For such a long time, and as a stay-at-home mom, I would feel so useless, and when people asked me what I did, I would ride on my former occupation as freelance writer for magazines. But now I don’t feel like I have to say anything, because I HAVE CONFIDENCE IN WHAT I HAVE BEEN DOING. (in any case, stop asking people you meet ‘what they do for a living’, but rather substitute that question with ‘what are you passionate about?’ (something I have learned from The Minimalists Ryan Nikodeumus and Joshua Fields Millburn – this is a way more interesting question and makes so much more sense to ask!).

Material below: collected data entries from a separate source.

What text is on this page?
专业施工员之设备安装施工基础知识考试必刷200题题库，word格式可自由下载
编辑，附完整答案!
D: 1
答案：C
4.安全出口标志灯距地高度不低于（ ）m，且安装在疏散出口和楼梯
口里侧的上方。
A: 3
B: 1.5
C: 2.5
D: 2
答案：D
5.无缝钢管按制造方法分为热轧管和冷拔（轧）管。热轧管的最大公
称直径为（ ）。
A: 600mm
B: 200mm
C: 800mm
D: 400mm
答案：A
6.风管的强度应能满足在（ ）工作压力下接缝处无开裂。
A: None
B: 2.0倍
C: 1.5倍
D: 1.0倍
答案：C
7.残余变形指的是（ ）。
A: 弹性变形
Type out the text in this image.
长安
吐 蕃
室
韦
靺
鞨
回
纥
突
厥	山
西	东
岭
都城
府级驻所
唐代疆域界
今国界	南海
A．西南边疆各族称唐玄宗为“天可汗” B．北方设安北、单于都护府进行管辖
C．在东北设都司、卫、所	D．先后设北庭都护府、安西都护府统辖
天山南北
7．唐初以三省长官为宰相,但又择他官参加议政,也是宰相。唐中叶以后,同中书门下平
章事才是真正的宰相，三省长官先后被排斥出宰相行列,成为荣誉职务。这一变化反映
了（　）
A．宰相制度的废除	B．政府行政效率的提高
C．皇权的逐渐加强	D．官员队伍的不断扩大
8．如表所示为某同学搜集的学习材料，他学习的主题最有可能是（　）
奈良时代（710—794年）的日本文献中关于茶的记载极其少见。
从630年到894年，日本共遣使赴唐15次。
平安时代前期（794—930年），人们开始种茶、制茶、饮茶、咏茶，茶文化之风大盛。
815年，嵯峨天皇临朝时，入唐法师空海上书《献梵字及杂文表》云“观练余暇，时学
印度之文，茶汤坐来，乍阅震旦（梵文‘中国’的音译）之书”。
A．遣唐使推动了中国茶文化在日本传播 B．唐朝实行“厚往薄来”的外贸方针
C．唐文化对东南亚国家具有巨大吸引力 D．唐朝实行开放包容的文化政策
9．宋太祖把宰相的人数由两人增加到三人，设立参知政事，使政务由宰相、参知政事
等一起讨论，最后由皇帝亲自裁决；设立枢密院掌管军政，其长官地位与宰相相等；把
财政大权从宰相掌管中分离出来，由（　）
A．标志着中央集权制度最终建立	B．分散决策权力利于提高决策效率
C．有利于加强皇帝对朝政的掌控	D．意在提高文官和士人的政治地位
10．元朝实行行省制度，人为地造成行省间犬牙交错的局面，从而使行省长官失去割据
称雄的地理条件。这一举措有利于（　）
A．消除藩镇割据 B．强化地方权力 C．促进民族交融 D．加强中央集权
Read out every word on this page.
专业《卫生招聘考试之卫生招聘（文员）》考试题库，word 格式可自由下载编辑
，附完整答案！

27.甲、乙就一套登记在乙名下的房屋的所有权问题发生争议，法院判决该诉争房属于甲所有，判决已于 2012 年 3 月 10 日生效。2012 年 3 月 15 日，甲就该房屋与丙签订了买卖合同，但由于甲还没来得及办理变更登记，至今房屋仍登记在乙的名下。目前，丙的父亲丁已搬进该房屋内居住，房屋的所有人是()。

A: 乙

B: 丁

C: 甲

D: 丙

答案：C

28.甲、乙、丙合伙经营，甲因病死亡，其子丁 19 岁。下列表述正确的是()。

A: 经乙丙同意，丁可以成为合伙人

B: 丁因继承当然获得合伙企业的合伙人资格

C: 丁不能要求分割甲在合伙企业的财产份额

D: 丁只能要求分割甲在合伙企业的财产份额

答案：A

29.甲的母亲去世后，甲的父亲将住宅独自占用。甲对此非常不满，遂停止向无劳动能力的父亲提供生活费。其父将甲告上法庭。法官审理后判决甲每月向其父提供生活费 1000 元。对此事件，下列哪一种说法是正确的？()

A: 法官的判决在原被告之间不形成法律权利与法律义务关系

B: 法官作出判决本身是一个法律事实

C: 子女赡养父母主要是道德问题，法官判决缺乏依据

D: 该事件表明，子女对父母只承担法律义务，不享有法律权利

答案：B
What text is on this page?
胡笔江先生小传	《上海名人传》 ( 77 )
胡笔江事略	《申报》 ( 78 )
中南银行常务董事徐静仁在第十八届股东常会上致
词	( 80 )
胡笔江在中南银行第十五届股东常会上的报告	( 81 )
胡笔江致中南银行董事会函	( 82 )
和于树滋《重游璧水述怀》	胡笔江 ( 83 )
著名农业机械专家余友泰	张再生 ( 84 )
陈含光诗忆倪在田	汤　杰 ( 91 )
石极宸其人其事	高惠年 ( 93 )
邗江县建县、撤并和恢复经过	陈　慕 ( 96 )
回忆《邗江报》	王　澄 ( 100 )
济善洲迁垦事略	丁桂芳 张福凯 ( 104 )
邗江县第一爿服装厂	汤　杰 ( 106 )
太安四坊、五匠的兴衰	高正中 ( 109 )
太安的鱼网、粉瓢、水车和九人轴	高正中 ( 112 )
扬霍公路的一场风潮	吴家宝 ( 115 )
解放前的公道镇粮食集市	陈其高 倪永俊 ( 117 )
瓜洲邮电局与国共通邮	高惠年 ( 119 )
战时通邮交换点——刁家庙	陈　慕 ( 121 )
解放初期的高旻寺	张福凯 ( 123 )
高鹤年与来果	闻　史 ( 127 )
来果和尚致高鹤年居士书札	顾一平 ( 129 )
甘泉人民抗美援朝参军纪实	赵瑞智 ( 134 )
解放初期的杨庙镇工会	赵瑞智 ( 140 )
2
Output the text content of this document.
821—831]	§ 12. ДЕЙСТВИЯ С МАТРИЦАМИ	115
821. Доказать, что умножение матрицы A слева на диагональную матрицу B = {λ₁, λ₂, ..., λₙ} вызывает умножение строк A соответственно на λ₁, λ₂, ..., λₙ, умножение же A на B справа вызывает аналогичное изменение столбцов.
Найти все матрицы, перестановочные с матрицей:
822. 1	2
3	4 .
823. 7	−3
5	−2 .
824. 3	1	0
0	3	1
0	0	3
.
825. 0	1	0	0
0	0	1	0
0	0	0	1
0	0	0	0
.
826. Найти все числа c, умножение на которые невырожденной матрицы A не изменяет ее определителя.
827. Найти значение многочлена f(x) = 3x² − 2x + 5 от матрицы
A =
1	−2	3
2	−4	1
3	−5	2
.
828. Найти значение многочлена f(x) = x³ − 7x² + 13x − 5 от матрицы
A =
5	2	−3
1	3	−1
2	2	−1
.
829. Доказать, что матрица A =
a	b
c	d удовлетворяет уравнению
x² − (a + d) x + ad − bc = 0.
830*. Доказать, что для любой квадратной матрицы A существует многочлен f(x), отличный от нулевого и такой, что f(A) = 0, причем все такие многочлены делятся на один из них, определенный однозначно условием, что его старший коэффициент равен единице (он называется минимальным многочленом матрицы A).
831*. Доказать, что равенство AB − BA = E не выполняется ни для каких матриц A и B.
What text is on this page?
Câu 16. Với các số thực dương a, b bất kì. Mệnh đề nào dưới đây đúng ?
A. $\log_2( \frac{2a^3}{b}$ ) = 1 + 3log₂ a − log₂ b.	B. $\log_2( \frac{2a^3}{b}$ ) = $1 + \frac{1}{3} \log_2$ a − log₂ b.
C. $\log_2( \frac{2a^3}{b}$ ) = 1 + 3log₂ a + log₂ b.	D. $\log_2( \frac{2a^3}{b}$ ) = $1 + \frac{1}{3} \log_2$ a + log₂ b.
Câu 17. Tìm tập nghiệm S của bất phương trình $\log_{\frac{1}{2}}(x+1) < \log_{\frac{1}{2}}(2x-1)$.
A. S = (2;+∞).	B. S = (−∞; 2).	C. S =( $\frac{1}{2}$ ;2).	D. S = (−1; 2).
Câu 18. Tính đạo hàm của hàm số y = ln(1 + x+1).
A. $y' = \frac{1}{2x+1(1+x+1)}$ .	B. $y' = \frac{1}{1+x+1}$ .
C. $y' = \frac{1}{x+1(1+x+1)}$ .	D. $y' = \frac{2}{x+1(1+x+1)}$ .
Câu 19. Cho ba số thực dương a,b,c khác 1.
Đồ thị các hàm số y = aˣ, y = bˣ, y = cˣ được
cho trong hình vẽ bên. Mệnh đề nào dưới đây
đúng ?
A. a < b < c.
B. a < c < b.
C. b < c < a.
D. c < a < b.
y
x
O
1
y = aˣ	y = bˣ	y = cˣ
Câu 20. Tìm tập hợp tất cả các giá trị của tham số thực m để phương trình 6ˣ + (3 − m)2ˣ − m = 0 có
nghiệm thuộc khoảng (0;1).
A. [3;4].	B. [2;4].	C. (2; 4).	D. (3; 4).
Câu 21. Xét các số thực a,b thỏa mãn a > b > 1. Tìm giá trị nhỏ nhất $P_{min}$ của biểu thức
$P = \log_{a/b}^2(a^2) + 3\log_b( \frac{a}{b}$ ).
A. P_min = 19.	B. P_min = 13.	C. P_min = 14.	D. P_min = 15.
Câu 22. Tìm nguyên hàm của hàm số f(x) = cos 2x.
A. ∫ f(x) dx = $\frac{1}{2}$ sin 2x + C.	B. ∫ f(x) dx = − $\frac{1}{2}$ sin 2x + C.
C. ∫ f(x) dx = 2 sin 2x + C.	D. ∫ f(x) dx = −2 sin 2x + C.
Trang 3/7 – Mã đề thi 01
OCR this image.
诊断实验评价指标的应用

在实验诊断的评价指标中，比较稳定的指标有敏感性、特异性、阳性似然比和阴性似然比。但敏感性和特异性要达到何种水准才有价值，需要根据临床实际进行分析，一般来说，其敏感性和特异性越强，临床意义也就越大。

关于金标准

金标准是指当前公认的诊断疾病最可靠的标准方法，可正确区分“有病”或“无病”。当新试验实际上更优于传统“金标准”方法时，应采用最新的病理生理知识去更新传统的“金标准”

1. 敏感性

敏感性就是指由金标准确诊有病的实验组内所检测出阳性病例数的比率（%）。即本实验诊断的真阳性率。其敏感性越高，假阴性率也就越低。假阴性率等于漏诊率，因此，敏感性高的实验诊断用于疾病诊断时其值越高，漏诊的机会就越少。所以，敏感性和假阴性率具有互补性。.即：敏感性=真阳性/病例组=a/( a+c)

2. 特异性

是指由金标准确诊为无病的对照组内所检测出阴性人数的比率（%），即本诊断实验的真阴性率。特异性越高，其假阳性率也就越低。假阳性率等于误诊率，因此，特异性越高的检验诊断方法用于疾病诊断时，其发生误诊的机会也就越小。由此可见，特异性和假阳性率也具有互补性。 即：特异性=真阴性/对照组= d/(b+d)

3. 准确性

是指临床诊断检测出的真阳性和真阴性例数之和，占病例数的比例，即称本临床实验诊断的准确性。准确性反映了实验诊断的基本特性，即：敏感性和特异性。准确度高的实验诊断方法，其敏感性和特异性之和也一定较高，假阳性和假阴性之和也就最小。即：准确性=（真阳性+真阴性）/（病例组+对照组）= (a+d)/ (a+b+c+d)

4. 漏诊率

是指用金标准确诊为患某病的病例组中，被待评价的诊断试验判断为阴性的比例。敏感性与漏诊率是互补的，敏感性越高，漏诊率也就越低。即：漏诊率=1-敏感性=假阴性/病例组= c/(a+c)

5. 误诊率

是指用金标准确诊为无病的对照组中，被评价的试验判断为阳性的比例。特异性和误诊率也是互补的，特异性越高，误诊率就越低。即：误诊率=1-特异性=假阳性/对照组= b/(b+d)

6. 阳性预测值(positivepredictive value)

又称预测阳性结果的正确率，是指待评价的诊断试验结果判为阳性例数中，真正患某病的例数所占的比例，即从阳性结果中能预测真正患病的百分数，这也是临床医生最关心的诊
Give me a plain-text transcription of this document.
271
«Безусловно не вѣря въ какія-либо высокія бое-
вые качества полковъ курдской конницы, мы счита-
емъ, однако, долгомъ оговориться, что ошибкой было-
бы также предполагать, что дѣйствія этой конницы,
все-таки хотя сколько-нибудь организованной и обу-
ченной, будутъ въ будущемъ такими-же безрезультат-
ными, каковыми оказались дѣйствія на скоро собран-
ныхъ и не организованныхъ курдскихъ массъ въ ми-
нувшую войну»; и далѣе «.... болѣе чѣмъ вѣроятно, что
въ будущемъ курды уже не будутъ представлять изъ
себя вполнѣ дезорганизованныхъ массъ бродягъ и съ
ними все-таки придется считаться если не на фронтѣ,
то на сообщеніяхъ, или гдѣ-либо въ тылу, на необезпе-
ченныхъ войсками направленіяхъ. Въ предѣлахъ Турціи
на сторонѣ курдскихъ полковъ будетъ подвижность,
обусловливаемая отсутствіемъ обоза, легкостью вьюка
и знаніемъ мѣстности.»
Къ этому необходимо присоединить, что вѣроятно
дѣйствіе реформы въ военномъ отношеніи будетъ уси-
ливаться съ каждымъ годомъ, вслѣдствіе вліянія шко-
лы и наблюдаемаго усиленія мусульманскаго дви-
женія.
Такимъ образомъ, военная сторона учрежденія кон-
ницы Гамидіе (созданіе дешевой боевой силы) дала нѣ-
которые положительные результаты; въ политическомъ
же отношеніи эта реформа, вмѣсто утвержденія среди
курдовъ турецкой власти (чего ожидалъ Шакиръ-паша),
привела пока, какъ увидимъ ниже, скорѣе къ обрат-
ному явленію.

Reaching out to Anna and all the other ladies at the Sibongile Creche has been life-changing for them in many ways, but it has been therapy for me and LIFE-SAVING. Reaching out to the real world and helping others in a very real and raw way has been a challenge to me, but so unequaled in its healing. I just went there the first time and asked the lady to show me around – just to get an idea of what the creche might need. I started taking them simple things like paper and crayons and making them posters. Soon it all escalated into something bigger, and I didn’t have to spend much money at all. I started a Facebook page and I have been reaching out to the privileged people of our community and the help has been astonishing.
I read a quote recently that said, something along the lines of ‘you were placed on this earth, because you were going to be important to someone.’ This helps me quite a bit with hanging on, also with regards to my own children and the unconditional love and support I can give them. I have often felt that I have done nothing with my life, I haven’t become a great ice-skater, I haven’t even got an impressive job title. But I get messages of thanks from real people. I mean something to someone. I have changed lives.
More reasons to stay:
* I want to write a book one day.
* There are still so many times my kids will cry and need me to hold them tight and tell them that I love them.